16/10/2006
Le Maroc a récemment pris des mesures sérieuses pour lutter contre le piratage, dont on estime qu’il coûte 226 millions de dollars par an au pays. Les autorités ont récemment fermé des magasins et des stands de musique vendant des marchandises piratées. Les vendeurs de musique s’inquiètent de voir ces récentes mesures porter atteinte à leurs commerces, tandis que le Bureau marocain de protection des droits d’auteur affirme que ces nouvelles mesures aideront la production nationale.
Par Sarah Touahri pour Magharebia à Rabat - - 16/10/06
![]() [File] Des CD pirates en vente sur le marché Bab El Had de Rabat. |
Abdellah Ouedghiri, directeur du Bureau marocain de protection des droits d’auteur (BMDA), a indiqué à Magharebia que son organisme prenait des mesures pour lutter contre la piraterie, qui coûte au Maroc près de 226 millions de dollars par an, selon les estimations. Au cours des derniers jours, le bureau a mené une campagne d’information au public visant à sensibiliser aux dangers du piratage, par le biais de spots télévisés et radiodiffusés sur les conséquences négatives et les risques d’emprisonnement encourus aux termes de cette nouvelle loi.
Le BMDA et le Centre marocain du film entreprennent également des saisies, dont la plus récente à eu lieu mercredi 11 octobre sur le marché Bab El Had de Rabat. Des centaines des CD piratés ont été confisqués et détruits.
M. Ouedghiri, présent lors de cette opération, a indiqué à Magharebia que les CD ne présentant pas la marque BMDA ne peuvent être ni vendus ni achetés. "Nous voulons soutenir la production nationale en protégeant les droits d’auteur. Ces opérations sont destinées à rendre les investissements dans ce secteur plus viables", a-t-il affirmé.
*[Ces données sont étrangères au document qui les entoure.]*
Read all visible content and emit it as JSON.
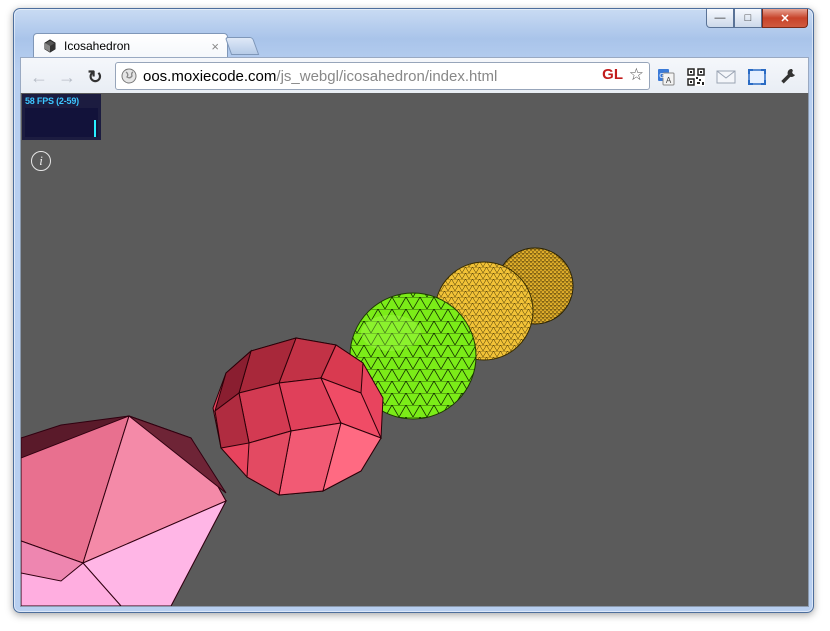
{
  "window": {
    "tab_title": "Icosahedron",
    "tab_close": "×",
    "minimize": "—",
    "maximize": "□",
    "close": "✕"
  },
  "toolbar": {
    "back": "←",
    "forward": "→",
    "reload": "↻",
    "url_host": "oos.moxiecode.com",
    "url_path": "/js_webgl/icosahedron/index.html",
    "gl_label": "GL",
    "star": "☆"
  },
  "extensions": [
    {
      "name": "translate-icon"
    },
    {
      "name": "qr-code-icon"
    },
    {
      "name": "mail-icon"
    },
    {
      "name": "fullscreen-icon"
    },
    {
      "name": "wrench-icon"
    }
  ],
  "stats": {
    "fps_text": "58 FPS (2-59)",
    "fps": 58,
    "fps_min": 2,
    "fps_max": 59
  },
  "info_glyph": "i",
  "colors": {
    "viewport_bg": "#5b5b5b",
    "pink": "#f07ea4",
    "red": "#e8405a",
    "green": "#7ef01a",
    "yellow": "#f2c237",
    "gold": "#e0ae2a"
  }
}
Les revendeurs craignent que ces saisies répétées ne portent atteinte à leurs intérêts. Ahmed Sinouna, qui a connu une saisie, affirme que si les CD étaient plus abordables, le commerce illégal n’aurait aucune raison d’être. Son voisin Rachid Belhcen fait remarquer: "Nous vendions des CD originaux entre 70 et 80 dirhams, mais au vu de la concurrence des CD piratés, nous avons dû nous adapter."
Ouedghiri rétorque que même si les prix baissent, les copies pirates resteront toujours les moins chères disponibles. Les jours où les gens pouvaient s’adonner au piratage sont révolus, affirme-t-il, ajoutant que la nouvelle législation aura un impact positif sur les droits d’auteur.
Pour la première fois, le piratage sera passible d’une peine d’emprisonnement (de six mois à quatre ans) et les amendes pourront se monter à 68 000 dollars. Le détenteur d’un droit d’auteur ou d’un droit connexe pourra faire une demande écrite aux douanes et au service de la fiscalité indirecte pour suspendre la libre circulation de marchandises suspectées d’être contrefaites ou piratées et de constituer une possible violation de la loi sur les droits d’auteur ou des droits associés.
Une commission interministérielle mise en place pour lutter contre le piratage coordonne les efforts de tous les acteurs du secteur, par le biais de circulaires émanant des responsables régionaux et des gouverneurs. Les responsables du BMDA ont désormais l’autorité pour confisquer directement les marchandises piratées, sans devoir demander une autorisation gouvernementale.
Tandis que de nombreux négociants vivent du piratage, M. Ouedghiri affirme que leur perte de subsistance ne pourra être déplorée. Sinon, "nous devrons faire la même chose avec la drogue et les bidonvilles. Ce dont nous avons besoin, ce sont des solutions, en particulier d’une législation du secteur informel."